Mukhtar is a word in English too (although I've never heard it before):

(in Turkey and some Arab countries) the head of local government of a town or village.

Oxford Dictionaries

The responsibilities of a mukhtar are unique; there's nothing exactly the same in the west (which is why we borrowed the term).

I'm not an expert in law (especially Middle Eastern law), so this Turkish site helped to explain some of their duties:


The mukhtar is both the representative of the village and symbolizes the state in the village. The Village Law ... imposes significant functions and responsibilities on the mukhtar as well as equips him/her with very important powers. The mukhtar plays an active role in ensuring the security of the village and procuring all public services.
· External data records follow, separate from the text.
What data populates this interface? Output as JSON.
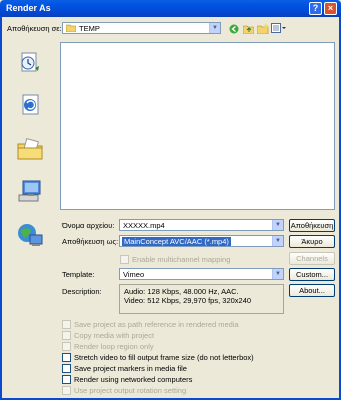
{
  "window": {
    "title": "Render As",
    "help": "?",
    "close": "×"
  },
  "save_in": {
    "label": "Αποθήκευση σε:",
    "value": "TEMP"
  },
  "filename": {
    "label": "Όνομα αρχείου:",
    "value": "XXXXX.mp4"
  },
  "save_as_type": {
    "label": "Αποθήκευση ως:",
    "value": "MainConcept AVC/AAC (*.mp4)"
  },
  "buttons": {
    "save": "Αποθήκευση",
    "cancel": "Άκυρο",
    "channels": "Channels",
    "custom": "Custom...",
    "about": "About..."
  },
  "multichannel": "Enable multichannel mapping",
  "template": {
    "label": "Template:",
    "value": "Vimeo"
  },
  "description": {
    "label": "Description:",
    "line1": "Audio: 128 Kbps, 48.000 Hz, AAC.",
    "line2": "Video: 512 Kbps, 29,970 fps, 320x240"
  },
  "options": [
    {
      "label": "Save project as path reference in rendered media",
      "enabled": false
    },
    {
      "label": "Copy media with project",
      "enabled": false
    },
    {
      "label": "Render loop region only",
      "enabled": false
    },
    {
      "label": "Stretch video to fill output frame size (do not letterbox)",
      "enabled": true
    },
    {
      "label": "Save project markers in media file",
      "enabled": true
    },
    {
      "label": "Render using networked computers",
      "enabled": true
    },
    {
      "label": "Use project output rotation setting",
      "enabled": false
    }
  ],
  "icons": {
    "places": [
      "recent-documents-icon",
      "desktop-icon",
      "my-documents-icon",
      "my-computer-icon",
      "network-places-icon"
    ],
    "toolbar": [
      "back-icon",
      "up-folder-icon",
      "new-folder-icon",
      "view-menu-icon"
    ]
  },
  "colors": {
    "titlebar": "#0053e1",
    "dialog": "#ece9d8",
    "selection": "#316ac5"
  }
}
S/he facilitates the work of central government agencies.


The neighbourhood mukhtar serves as a bridging link between the neighbourhood residences and public bodies including particularly the municipality. The mukhtar discharges such significant functions as identifying the poor and provision of assistance, renewing voter registers, informing the relevant agencies of problems and failures in services of education, health, security and sanitation etc.
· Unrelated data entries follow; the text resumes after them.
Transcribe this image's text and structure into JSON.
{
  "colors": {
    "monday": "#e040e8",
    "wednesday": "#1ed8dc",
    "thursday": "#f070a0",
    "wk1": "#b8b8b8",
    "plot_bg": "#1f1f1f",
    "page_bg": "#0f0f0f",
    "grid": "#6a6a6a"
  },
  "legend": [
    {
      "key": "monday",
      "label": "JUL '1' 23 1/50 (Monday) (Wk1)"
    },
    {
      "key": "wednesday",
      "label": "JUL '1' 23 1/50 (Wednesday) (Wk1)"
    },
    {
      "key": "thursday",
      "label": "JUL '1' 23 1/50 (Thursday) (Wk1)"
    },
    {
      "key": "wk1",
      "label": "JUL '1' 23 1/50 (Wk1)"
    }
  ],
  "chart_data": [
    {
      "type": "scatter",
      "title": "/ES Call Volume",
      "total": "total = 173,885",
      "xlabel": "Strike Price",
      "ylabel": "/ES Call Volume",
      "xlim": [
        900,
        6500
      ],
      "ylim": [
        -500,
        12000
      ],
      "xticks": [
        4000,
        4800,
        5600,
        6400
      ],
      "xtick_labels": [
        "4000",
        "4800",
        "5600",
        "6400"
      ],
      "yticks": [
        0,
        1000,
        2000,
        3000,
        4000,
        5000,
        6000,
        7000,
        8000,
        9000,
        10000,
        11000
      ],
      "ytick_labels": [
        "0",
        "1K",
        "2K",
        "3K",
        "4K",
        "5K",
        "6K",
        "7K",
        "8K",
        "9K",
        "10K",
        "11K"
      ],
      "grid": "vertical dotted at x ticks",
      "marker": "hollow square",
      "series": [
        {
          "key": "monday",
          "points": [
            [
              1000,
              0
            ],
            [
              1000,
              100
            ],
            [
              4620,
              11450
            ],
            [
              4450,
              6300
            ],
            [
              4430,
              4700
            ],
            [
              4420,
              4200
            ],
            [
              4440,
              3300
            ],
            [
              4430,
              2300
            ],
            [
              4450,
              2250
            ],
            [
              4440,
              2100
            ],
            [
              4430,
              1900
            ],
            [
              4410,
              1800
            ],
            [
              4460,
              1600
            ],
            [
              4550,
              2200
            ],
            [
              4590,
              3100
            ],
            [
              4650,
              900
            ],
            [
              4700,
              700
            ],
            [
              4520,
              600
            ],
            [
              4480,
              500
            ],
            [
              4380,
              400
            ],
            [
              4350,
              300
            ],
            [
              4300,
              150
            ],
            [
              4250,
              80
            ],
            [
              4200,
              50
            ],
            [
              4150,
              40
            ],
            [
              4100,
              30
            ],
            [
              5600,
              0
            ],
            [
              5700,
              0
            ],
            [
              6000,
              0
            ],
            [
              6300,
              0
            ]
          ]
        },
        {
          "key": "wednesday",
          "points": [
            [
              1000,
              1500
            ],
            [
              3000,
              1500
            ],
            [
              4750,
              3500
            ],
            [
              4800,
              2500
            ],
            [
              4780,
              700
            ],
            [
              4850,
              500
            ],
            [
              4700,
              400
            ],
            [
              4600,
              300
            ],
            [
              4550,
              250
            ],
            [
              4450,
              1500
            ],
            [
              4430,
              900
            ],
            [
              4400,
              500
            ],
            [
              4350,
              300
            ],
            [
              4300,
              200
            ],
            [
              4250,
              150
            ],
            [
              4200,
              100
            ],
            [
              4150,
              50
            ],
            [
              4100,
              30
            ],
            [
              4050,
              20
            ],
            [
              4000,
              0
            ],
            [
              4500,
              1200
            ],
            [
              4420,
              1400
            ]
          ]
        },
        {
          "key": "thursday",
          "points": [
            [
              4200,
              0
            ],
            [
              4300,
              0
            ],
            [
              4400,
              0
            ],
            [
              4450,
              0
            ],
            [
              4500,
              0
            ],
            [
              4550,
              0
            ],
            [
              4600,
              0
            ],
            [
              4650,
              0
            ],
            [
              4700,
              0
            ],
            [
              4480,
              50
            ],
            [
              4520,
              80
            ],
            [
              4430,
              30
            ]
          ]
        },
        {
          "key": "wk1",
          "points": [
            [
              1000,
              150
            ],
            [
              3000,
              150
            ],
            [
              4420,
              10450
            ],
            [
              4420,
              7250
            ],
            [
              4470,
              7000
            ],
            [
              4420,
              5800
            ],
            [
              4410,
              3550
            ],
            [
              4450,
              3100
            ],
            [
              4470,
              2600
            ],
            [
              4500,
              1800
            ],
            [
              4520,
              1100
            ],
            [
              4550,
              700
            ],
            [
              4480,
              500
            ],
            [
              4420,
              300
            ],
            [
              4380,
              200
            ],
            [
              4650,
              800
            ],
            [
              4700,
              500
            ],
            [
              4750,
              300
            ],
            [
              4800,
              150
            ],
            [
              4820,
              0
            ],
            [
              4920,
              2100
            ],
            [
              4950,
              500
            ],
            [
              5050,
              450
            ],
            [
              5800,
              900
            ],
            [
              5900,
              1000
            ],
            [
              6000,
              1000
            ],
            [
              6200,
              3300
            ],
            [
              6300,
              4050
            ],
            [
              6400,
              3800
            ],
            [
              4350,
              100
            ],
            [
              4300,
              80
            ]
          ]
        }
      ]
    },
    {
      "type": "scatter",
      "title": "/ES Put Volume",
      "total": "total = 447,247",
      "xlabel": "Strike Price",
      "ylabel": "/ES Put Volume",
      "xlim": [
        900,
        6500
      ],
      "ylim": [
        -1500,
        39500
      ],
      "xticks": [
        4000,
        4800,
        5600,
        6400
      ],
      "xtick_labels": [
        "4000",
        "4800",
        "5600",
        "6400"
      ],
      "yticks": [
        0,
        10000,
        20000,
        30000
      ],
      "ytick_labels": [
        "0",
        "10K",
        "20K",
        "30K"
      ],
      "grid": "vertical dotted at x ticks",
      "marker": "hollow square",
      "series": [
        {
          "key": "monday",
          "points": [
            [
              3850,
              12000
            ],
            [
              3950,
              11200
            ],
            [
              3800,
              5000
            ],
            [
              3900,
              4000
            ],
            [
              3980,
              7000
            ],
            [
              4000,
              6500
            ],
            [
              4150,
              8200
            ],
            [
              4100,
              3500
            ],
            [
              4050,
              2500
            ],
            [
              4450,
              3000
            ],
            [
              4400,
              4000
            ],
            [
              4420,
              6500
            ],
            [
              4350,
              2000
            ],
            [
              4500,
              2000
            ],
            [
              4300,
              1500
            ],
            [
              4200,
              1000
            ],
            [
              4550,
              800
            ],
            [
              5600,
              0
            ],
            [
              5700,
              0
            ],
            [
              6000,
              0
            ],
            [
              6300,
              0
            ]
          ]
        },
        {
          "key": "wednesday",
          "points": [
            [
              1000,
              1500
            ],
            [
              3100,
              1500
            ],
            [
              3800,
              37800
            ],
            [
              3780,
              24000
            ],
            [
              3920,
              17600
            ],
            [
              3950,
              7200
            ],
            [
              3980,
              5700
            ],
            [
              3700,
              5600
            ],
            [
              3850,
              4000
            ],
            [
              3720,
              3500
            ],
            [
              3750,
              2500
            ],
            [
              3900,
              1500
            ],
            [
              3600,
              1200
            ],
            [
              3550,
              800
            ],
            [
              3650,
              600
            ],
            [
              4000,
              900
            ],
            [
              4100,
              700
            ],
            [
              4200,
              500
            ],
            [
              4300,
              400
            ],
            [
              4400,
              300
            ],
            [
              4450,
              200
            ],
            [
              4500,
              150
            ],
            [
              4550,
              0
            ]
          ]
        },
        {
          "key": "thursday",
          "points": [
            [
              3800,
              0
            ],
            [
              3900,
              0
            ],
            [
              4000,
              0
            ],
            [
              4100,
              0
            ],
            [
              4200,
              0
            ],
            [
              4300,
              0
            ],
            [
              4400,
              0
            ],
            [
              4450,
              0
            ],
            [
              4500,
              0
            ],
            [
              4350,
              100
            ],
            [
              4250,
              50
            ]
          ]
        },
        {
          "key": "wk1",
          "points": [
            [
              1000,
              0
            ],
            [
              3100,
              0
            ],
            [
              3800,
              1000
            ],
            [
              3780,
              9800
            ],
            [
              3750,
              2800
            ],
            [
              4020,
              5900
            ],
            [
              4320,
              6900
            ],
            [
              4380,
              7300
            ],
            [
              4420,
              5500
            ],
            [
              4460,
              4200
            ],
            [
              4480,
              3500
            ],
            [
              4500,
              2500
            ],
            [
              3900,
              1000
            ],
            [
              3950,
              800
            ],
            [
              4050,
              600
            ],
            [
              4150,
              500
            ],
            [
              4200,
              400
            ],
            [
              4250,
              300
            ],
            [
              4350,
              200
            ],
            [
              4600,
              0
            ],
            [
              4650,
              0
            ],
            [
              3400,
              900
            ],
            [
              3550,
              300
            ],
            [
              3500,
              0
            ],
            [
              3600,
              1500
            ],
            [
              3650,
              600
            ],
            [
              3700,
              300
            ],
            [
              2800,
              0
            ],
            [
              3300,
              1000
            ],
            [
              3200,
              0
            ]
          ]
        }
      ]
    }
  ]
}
In my experience, these duties are handled by the government (spread through multiple departments and entities it subcontracts with). On the other hand, in the US at least, nobody needs to help prove your residency (if you don't have something like a driver's license, your mail will work instead).
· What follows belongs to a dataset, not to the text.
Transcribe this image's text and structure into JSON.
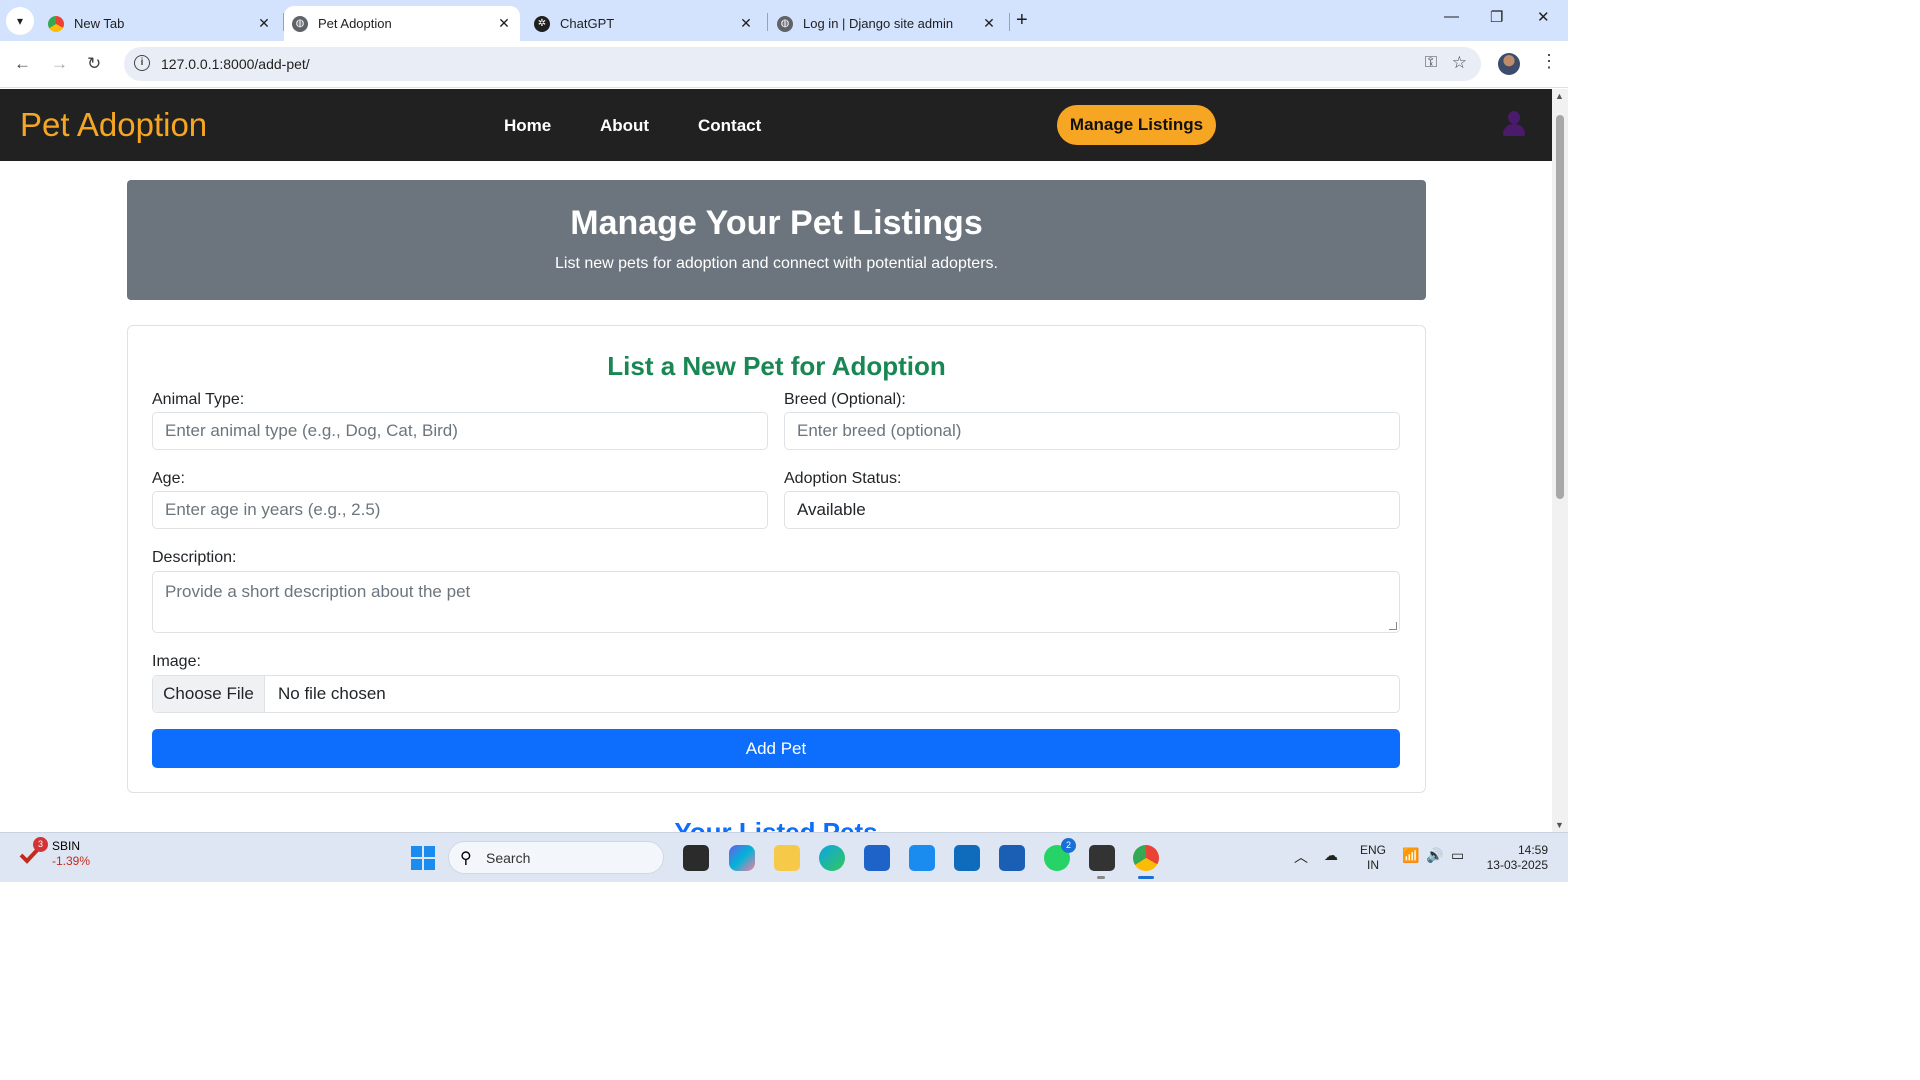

Of course, there isn't one "system in the west", and there are various differences between each one. (You can often find different systems inside sovereignties themselves, such as state law in the US.)

  • Please provide a reference that Mukhtar is a word in English. In other words, where does your dictionary quote come from? (Otherwise, good answer though).
    – AndyT
    Commented Nov 22, 2016 at 12:31

I would translate mukhtar as chieftain:

  1. the chief of a clan or a tribe.
  2. a leader of a group, band, etc.: the robbers' chieftain.

Historical Examples

During a formal visit to the chieftain of the tribe, he was offered tea.
The Soul of a Child Edwin Bjorkman

The chieftain gave his orders for the defense of the village.
Despoilers of the Golden Empire Gordon Randall Garrett



While this is not an exact match of duties, a "notary public" might work.